Kind of. shutil.copyfile does not copy metadata (i.e. perms). shutil.copy2 is like the former, however tries to preserve metadata (i.e. perms).

winston@icarus ~ $ mkdir /tmp/perm-experiment
winston@icarus ~ $ cd /tmp/perm-experiment/
winston@icarus /tmp/perm-experiment $ touch orig
winston@icarus /tmp/perm-experiment $ umask 077
winston@icarus /tmp/perm-experiment $ cp orig copied_with_cp
winston@icarus /tmp/perm-experiment $ cp -p orig copied_with_cp-p
winston@icarus /tmp/perm-experiment $ racket -e '(copy-file "orig" "copied_with_racket_copy-file")'
winston@icarus /tmp/perm-experiment $ python -c 'import shutil; shutil.copyfile("orig", "copied_with_python_shutil_copyfile")'
winston@icarus /tmp/perm-experiment $ python -c 'import shutil; shutil.copy2("orig", "copied_with_python_shutil_copy2")'
winston@icarus /tmp/perm-experiment $ ls -l
total 0
-rw------- 1 winston users 0 Dec 15 10:30 copied_with_cp
-rw-r--r-- 1 winston users 0 Dec 15 10:30 copied_with_cp-p
-rw-r--r-- 1 winston users 0 Dec 15 10:30 copied_with_python_shutil_copy2
-rw------- 1 winston users 0 Dec 15 10:32 copied_with_python_shutil_copyfile
-rw-r--r-- 1 winston users 0 Dec 15 10:30 copied_with_racket_copy-file
-rw-r--r-- 1 winston users 0 Dec 15 10:30 orig

[LiberalArtist]

AFAICT, Python's shutil.copy in fact does copy the permissions of the source file to the destination file, just as Racket's copy-file does, and shutil.copy2 seems to go even further and copy all of the source file's metadata.

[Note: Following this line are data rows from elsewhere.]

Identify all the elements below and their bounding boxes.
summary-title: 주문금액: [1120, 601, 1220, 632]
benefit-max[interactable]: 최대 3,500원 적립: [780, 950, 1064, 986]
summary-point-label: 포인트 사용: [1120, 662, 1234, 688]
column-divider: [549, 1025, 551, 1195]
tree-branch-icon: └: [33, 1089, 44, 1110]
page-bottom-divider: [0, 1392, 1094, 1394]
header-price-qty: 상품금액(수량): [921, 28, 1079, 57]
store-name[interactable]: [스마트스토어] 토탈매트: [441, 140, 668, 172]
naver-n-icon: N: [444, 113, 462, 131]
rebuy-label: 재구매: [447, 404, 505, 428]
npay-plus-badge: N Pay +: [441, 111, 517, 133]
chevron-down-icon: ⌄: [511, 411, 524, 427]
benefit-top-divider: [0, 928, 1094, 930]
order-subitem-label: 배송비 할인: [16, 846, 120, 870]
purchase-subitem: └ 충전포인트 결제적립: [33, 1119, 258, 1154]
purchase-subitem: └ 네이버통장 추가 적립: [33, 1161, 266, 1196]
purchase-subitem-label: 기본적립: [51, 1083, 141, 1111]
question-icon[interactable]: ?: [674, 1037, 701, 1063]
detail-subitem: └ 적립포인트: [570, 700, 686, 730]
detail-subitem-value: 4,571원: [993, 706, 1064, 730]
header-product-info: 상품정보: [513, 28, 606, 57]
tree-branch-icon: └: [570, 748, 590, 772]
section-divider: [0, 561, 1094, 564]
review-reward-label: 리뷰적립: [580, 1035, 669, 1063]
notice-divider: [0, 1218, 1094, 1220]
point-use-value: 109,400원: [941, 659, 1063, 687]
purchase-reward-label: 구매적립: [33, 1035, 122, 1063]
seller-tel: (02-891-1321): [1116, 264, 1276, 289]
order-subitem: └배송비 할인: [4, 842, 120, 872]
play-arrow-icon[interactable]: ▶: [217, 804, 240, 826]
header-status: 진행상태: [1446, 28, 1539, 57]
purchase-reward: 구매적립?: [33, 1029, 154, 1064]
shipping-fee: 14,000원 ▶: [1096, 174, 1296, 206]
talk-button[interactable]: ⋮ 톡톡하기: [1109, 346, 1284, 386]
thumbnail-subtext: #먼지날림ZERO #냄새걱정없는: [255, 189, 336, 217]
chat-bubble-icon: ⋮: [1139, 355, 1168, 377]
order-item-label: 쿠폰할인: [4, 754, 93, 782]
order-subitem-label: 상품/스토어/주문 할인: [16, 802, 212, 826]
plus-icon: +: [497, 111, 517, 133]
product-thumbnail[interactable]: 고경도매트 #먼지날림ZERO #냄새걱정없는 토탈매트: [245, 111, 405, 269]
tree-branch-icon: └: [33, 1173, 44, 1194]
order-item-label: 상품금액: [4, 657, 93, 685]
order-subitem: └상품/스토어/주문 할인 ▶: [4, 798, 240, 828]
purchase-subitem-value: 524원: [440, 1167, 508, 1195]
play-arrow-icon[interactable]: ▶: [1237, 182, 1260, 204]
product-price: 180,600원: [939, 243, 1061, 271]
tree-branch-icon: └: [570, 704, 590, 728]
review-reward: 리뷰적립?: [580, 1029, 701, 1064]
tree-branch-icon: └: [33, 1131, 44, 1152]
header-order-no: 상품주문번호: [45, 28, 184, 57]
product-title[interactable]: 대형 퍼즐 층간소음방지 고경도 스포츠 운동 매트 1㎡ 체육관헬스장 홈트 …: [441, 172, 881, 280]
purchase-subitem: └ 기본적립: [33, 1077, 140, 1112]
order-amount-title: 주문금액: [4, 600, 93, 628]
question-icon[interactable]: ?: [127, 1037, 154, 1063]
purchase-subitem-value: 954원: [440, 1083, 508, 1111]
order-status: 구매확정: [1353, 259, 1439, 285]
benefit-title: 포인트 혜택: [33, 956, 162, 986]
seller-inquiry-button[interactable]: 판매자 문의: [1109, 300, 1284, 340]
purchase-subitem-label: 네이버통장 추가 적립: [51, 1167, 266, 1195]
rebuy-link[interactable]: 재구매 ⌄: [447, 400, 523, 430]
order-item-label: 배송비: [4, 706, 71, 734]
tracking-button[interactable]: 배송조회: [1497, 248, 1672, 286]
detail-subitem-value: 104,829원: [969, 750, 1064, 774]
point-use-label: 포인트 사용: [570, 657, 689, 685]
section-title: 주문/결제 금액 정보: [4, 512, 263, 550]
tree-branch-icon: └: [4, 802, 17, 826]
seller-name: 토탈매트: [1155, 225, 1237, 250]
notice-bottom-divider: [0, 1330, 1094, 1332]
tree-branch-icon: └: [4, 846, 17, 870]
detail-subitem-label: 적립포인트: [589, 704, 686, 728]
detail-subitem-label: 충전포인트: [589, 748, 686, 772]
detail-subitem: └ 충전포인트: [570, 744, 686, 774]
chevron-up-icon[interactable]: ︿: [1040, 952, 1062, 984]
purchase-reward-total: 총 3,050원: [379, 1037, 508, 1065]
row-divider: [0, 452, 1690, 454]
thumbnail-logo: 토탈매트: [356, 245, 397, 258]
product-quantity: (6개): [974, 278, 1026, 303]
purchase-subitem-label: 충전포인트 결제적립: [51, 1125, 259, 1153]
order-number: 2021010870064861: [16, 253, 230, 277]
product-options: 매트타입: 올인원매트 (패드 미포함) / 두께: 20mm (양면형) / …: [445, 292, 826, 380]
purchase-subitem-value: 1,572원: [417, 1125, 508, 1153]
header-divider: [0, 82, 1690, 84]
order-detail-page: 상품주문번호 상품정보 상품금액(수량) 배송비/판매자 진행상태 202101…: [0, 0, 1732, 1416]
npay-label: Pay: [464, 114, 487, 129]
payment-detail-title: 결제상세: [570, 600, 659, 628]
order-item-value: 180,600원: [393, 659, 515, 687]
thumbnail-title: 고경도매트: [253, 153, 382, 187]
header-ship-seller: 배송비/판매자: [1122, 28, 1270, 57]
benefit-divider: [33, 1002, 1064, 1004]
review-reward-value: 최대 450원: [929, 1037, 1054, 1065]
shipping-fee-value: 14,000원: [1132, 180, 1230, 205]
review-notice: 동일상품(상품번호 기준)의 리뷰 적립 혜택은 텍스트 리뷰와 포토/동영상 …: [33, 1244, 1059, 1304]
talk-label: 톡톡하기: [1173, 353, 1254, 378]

Kind of. shutil.copyfile does not copy metadata (i.e. perms). shutil.copy2 is like the former, however tries to preserve metadata (i.e. perms).

I was confused for a while before I read this more closely and realized there are three functions (among others):

• shutil.copyfile: Content only, no metadata
• shutil.copy: Content and permissions
• shutil.copy2: Content and most metadata, but:

  On POSIX platforms, … file owner and group are lost as well as ACLs. On Mac OS, the resource fork and other metadata are not used. This means that resources will be lost and file type and creator codes will not be correct. On Windows, file owners, ACLs and alternate data streams are not copied.

I for one don't have a particular expectation about which semantics an unfamiliar file copying function might have. (If anything, I'd be most surprised by loosing resource forks!)